Definizione dei piani di dimensionamento delle istituzioni scolastiche rientranti nelle competenze delle regioni e degli enti locali
1. All’articolo 64 del decreto-legge 25 giugno 2008, n. 112, convertito, con modificazioni, dalla legge 6 agosto 2008, n. 133, dopo il comma 6 e’ inserito il seguente:
«6-bis. I piani di ridimensionamento delle istituzioni scolastiche, rientranti nelle competenze delle regioni e degli enti locali, devono essere in ogni caso ultimati in tempo utile per assicurare il conseguimento degli obiettivi di razionalizzazione della rete scolastica previsti dal presente comma, già a decorrere dall’anno scolastico 2009/2010 e comunque non oltre il 30 novembre di ogni anno. Il Presidente del Consiglio dei Ministri, con la procedura di cui all’articolo 8, comma 1, della legge 5 giugno 2003, n. 131, su proposta del Ministro dell’economia e delle finanze, di concerto con il Ministro dell’istruzione, dell’università e della ricerca, sentito il Ministro per i rapporti con le regioni, diffida le regioni e gli enti locali inadempienti ad adottare, entro quindici giorni, tutti gli atti amministrativi, organizzativi e gestionali idonei a garantire il conseguimento degli obiettivi di ridimensionamento della rete scolastica.

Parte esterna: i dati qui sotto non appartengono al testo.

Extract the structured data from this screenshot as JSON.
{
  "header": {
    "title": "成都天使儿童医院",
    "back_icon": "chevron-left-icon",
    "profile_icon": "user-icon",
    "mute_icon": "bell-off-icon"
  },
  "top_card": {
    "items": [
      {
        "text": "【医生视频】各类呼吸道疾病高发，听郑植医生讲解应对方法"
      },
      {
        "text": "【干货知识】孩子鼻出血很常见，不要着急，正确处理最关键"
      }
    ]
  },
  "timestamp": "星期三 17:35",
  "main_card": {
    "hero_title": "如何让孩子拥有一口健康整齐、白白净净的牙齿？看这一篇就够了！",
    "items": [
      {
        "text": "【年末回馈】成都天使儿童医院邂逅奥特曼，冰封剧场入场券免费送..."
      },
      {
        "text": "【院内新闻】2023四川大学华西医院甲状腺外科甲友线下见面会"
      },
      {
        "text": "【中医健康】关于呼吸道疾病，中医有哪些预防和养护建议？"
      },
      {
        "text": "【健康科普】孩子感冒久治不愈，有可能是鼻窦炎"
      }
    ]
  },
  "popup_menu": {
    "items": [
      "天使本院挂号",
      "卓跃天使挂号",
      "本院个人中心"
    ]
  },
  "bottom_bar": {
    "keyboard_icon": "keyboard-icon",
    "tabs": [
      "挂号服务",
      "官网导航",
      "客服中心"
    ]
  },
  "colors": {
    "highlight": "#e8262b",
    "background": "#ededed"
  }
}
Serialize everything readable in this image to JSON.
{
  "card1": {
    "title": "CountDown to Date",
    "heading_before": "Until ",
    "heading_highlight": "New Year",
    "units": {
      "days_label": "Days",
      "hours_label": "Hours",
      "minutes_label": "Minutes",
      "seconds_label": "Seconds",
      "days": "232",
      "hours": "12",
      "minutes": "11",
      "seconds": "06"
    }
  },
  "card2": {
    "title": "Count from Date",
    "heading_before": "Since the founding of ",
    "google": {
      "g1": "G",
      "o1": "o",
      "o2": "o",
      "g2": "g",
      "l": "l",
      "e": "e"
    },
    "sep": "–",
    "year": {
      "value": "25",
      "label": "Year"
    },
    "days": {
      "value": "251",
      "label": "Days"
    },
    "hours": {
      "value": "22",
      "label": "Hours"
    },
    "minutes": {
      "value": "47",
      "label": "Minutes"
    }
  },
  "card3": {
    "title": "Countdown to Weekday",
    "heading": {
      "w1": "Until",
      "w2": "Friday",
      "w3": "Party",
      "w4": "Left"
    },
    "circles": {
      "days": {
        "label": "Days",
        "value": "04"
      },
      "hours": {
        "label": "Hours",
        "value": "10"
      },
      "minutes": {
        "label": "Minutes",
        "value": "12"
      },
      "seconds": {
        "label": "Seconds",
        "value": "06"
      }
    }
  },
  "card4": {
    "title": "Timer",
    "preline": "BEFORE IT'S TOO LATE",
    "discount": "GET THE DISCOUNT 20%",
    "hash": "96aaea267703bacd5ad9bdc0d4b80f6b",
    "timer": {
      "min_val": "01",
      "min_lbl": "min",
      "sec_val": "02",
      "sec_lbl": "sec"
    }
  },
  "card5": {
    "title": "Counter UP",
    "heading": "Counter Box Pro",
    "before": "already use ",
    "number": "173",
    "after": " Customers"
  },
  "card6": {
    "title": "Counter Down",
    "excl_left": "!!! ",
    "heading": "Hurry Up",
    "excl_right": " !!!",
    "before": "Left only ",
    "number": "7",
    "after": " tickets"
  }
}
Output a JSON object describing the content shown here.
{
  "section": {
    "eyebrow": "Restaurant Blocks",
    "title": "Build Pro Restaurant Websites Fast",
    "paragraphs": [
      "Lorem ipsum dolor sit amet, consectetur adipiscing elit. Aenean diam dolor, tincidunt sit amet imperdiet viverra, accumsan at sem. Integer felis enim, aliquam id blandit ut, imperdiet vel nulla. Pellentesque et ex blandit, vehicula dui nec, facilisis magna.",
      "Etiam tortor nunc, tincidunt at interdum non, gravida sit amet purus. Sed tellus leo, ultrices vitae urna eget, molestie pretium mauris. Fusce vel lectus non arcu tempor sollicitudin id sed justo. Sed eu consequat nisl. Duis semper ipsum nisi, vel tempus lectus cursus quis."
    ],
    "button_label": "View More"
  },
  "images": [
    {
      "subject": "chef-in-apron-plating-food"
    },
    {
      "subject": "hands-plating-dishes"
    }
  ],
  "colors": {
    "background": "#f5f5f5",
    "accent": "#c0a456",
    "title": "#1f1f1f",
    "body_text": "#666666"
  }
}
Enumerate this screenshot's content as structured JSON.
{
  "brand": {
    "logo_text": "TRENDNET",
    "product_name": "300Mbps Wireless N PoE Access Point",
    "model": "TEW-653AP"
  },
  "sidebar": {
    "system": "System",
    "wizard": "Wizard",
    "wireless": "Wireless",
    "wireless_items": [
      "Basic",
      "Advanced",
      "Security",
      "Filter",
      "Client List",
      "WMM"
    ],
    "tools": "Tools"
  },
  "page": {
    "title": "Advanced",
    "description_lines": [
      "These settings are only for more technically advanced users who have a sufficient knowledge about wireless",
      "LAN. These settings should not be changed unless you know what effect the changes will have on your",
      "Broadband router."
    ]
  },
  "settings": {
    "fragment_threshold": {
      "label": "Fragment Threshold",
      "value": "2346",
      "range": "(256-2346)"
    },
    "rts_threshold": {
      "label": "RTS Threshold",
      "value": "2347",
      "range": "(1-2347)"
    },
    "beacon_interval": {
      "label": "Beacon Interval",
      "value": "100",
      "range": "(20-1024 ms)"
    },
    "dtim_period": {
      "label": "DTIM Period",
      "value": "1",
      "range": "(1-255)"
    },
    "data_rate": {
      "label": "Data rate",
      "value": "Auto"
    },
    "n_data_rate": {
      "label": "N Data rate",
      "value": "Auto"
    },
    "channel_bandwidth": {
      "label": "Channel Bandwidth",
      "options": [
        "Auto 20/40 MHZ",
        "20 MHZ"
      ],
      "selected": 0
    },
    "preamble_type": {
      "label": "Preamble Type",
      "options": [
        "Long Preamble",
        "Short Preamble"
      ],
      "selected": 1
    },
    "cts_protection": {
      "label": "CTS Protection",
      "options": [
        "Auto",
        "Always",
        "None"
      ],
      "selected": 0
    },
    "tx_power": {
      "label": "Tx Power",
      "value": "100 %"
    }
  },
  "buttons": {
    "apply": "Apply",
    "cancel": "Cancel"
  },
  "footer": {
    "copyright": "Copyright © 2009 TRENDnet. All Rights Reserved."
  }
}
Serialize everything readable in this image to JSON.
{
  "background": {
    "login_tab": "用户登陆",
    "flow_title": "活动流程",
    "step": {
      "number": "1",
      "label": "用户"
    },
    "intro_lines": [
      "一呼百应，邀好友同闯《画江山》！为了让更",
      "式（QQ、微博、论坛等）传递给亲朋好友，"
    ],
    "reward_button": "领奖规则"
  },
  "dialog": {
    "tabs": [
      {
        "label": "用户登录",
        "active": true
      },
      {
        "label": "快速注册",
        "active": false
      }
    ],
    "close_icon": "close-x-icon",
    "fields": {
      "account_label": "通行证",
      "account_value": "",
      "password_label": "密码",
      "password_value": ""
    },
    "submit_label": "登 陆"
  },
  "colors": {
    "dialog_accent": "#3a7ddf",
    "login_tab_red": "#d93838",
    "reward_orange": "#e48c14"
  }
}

Ove le regioni e gli enti locali competenti non adempiano alla predetta diffida, il Consiglio dei Ministri, su proposta del Ministro dell’economia e delle finanze, di concerto con il Ministro dell’istruzione, dell’università e della ricerca, sentito il Ministro per i rapporti con le regioni, nomina un commissario ad acta. Gli eventuali oneri derivanti da tale nomina sono a carico delle regioni e degli enti locali.».